18 Jahre ist es her, dass der irische Rockstar Bob Geldof die Aufmerksamkeit der Welt auf das Hungerland Äthiopien lenkte. 150 Millionen Dollar kamen zusammen, als Geldof und andere Weltstars 1985 mit LiveAid das größte Rockkonzert der Welt zugunsten Hungernder in Äthiopien veranstalteten. Ende Mai war Geldof wieder in Äthiopien, denn wieder herrscht Hunger am Horn. 20 Minuten verbrachte der Musiker mit dem äthiopischen Regierungschef Meles, dann wusste er, was er der wartenden Presse zu sagen hatte: Die gegenwärtige Hungerkatatastrophe könnte noch verheerender werden als die von 1984. Anschließend kritisierte Geldof in gewohnter Manier die internationale Gemeinschaft, Äthiopien zu vernachlässigen. Doch in seiner Tirade vergaß der Rocker ausgerechnet denjenigen zu erwähnen, der die Hauptschuld am Hunger trägt: Die äthiopische Regierung nämlich.

Ludger Schadomsky |
    Alle Jahre wieder.
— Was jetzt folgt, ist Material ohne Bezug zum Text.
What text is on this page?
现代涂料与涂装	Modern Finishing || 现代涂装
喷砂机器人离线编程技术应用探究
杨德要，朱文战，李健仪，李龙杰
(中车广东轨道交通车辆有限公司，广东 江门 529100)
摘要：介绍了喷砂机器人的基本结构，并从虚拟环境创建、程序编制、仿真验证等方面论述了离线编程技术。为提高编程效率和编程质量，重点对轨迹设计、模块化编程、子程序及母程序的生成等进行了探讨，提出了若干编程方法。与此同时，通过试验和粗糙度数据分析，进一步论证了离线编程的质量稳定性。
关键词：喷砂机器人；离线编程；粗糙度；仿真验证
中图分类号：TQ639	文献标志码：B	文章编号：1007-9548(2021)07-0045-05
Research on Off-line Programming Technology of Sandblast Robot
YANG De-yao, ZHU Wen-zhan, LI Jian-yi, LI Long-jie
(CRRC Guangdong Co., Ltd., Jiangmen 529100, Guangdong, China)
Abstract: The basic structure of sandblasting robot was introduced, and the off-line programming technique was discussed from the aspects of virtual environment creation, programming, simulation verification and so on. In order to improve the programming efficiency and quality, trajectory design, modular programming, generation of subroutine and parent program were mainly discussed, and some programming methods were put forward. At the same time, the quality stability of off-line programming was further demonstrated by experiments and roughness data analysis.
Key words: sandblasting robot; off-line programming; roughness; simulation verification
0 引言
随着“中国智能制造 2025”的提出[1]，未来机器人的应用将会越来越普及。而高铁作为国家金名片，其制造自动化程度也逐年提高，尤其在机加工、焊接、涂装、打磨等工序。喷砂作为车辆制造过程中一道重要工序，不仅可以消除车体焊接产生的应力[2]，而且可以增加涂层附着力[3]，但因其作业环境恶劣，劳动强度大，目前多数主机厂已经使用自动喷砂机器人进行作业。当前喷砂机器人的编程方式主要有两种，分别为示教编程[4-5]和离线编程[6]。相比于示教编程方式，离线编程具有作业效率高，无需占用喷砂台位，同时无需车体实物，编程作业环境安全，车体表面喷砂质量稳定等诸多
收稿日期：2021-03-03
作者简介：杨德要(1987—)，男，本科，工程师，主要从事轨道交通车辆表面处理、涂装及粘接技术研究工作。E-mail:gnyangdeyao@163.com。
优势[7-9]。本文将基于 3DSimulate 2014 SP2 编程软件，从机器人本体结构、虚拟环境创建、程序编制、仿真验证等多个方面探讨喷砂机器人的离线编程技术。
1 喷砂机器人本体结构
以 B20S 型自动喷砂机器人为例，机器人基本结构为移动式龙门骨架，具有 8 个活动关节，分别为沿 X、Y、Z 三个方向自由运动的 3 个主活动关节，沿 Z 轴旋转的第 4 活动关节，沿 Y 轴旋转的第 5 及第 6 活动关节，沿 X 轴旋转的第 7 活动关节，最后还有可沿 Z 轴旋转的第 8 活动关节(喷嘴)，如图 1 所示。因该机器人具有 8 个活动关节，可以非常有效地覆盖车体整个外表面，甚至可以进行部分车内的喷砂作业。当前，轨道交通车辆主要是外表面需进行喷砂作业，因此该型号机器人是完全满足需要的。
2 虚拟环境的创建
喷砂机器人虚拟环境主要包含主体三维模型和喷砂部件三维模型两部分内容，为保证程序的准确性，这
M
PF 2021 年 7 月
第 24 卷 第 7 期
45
Wieder fahren in der 3-Millionen-Hauptstadt Addis Abeba die weißen Jeeps des UN-Ernährungsprogramms WFP, um die Fäden der weltweit größten Nahrungsmittelhilfe-Operation zu ziehen. 12,3 Millionen Äthiopier sind laut Regierung in diesem Jahr akut von Hunger bedroht. Anders als ihre Kollegen im südlichen Afrika, die von der diesjährigen Dürre überrascht wurden, war die Helfergemeinde in Äthiopien vorbereitet. Schließlich ist das Land am Horn ein chronischer Patient. Seit 1880 kommt es immer wieder zu regelmäßigen Hungersnöten. Allein 1984 kamen zwischen einer halben und einer Million Menschen ums Leben. Seitdem hat sich die Nahrungsmittelhilfe in Äthiopien dauerhaft eingerichtet - mit katastrophalen Folgen.

    Noch im 16.Jahrhundert nannten Reisende das zerklüftete Hochland am Horn von Afrika einen "Garten Eden". Reichlich Wasser, gute Böden: Hunger war unbekannt.
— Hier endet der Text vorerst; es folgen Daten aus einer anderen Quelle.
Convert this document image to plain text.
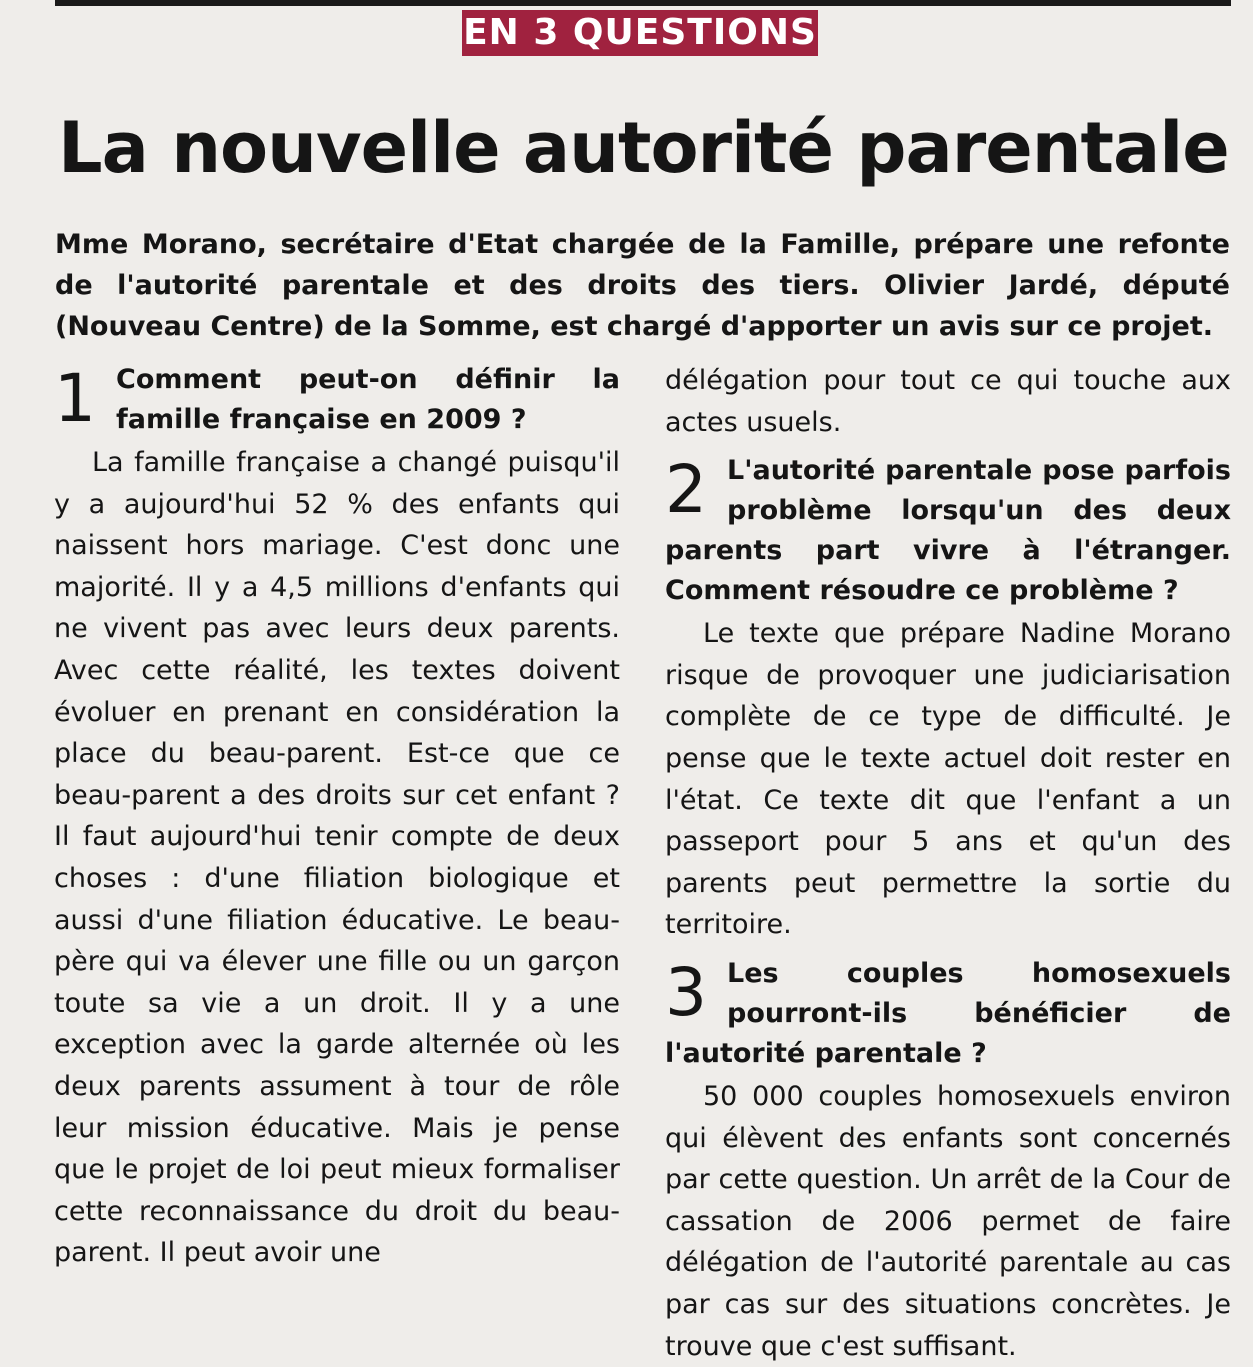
EN 3 QUESTIONS
La nouvelle autorité parentale
Mme Morano, secrétaire d'Etat chargée de la Famille, prépare une refonte de l'autorité parentale et des droits des tiers. Olivier Jardé, député (Nouveau Centre) de la Somme, est chargé d'apporter un avis sur ce projet.
1 Comment peut-on définir la famille française en 2009 ?

La famille française a changé puisqu'il y a aujourd'hui 52 % des enfants qui naissent hors mariage. C'est donc une majorité. Il y a 4,5 millions d'enfants qui ne vivent pas avec leurs deux parents. Avec cette réalité, les textes doivent évoluer en prenant en considération la place du beau-parent. Est-ce que ce beau-parent a des droits sur cet enfant ? Il faut aujourd'hui tenir compte de deux choses : d'une filiation biologique et aussi d'une filiation éducative. Le beau-père qui va élever une fille ou un garçon toute sa vie a un droit. Il y a une exception avec la garde alternée où les deux parents assument à tour de rôle leur mission éducative. Mais je pense que le projet de loi peut mieux formaliser cette reconnaissance du droit du beau-parent. Il peut avoir une

délégation pour tout ce qui touche aux actes usuels.

2 L'autorité parentale pose parfois problème lorsqu'un des deux parents part vivre à l'étranger. Comment résoudre ce problème ?

Le texte que prépare Nadine Morano risque de provoquer une judiciarisation complète de ce type de difficulté. Je pense que le texte actuel doit rester en l'état. Ce texte dit que l'enfant a un passeport pour 5 ans et qu'un des parents peut permettre la sortie du territoire.

3 Les couples homosexuels pourront-ils bénéficier de l'autorité parentale ?

50 000 couples homosexuels environ qui élèvent des enfants sont concernés par cette question. Un arrêt de la Cour de cassation de 2006 permet de faire délégation de l'autorité parentale au cas par cas sur des situations concrètes. Je trouve que c'est suffisant.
    Ein halbes Jahrtausend später ist das stolze Äthiopien mit seiner mehr als 3000 Jahre alten Kultur zum Dauer-Bittsteller geworden. Ausgerechnet das einzige Volk Afrikas, das sich der Kolonialisierung durch Europäer entziehen konnte, hängt heute am Tropf westlicher Geber. Die finanzieren nicht nur einen Großteil des Staatshaushaltes, sondern schreiten seit Jahrzehnten immer wieder ein, um Hunderttausende Menschen vor dem Hungertod zu retten.
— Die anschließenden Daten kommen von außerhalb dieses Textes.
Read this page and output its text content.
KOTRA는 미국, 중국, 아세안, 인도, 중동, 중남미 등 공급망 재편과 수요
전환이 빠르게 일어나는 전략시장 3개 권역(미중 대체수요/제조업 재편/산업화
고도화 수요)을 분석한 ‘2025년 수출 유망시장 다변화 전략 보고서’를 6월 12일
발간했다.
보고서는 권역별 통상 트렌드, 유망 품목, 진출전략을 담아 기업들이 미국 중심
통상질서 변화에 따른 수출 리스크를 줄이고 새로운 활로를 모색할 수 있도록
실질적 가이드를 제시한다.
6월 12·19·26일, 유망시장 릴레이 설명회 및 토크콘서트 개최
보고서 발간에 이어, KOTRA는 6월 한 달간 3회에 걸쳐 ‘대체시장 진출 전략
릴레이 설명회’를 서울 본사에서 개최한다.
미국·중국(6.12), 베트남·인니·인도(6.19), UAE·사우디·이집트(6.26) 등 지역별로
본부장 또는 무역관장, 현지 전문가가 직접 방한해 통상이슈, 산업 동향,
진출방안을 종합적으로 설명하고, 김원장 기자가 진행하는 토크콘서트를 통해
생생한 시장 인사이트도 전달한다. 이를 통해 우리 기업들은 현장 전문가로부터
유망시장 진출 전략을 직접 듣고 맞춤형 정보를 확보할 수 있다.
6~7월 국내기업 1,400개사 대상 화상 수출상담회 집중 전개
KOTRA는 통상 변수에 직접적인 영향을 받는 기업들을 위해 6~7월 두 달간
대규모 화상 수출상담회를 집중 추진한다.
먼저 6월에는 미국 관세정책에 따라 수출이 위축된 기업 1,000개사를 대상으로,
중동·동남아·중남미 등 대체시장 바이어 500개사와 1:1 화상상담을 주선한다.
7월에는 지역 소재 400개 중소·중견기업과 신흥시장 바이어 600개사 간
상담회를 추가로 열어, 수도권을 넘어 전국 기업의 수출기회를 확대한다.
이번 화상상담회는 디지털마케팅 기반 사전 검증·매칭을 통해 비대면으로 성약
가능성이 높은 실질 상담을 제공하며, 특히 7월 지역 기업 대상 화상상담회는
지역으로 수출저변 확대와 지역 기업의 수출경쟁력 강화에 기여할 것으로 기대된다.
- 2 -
    Wie dieser Merigeta oder Dorfpriester in der Hungerprovinz Gondar im nördlichen Hochland beten derzeit Millionen Äthiopier, dass in diesem Jahr der Regen pünktlich einsetzen möge. Geht es nach den Dorfpriestern im konservativ-orthodoxen Hochland, dann sind die immer wiederkehrenden Dürren eine Strafe Gottes für die sündigen Menschen.

    Doch es häuft sich die Zahl derer, die andere, sehr säkulare Probleme verantwortlich machen: Missmanagement und verschleppte Reformen einer autoritären Regierung, sowie knallharte Wirtschaftsinteressen der Geberländer und der Akteure der Entwicklungszusammenarbeit. Die unheilige Allianz von Gebern und Nehmern auf dem Rücken der Bedürftigen hat dazu geführt, dass die äthiopischen Bauern heute nicht mehr für Regen am Horn von Afrika, sondern in Kanada beten. Denn ist die Ernte in Nordamerika gut, dann gibt es reichlich Nahrungsmittelhilfe für Äthiopien. Allein seit 1991, dem Fall der Mengistu-Diktatur, sind Nahrungsmittelspenden im Wert von 12 Milliarden Dollar ins Land geflossen. Damit ist Äthiopien einer der weltweit größten Empfänger von Food Aid. Doch eines haben die Maissäcke und Ölkanister mit den bunten Wappen der EU und der USA nicht geschafft: Eine nachhaltige Entwicklung, die auf Eigeninitiative und, wichtiger noch, Eigenverantwortung setzt.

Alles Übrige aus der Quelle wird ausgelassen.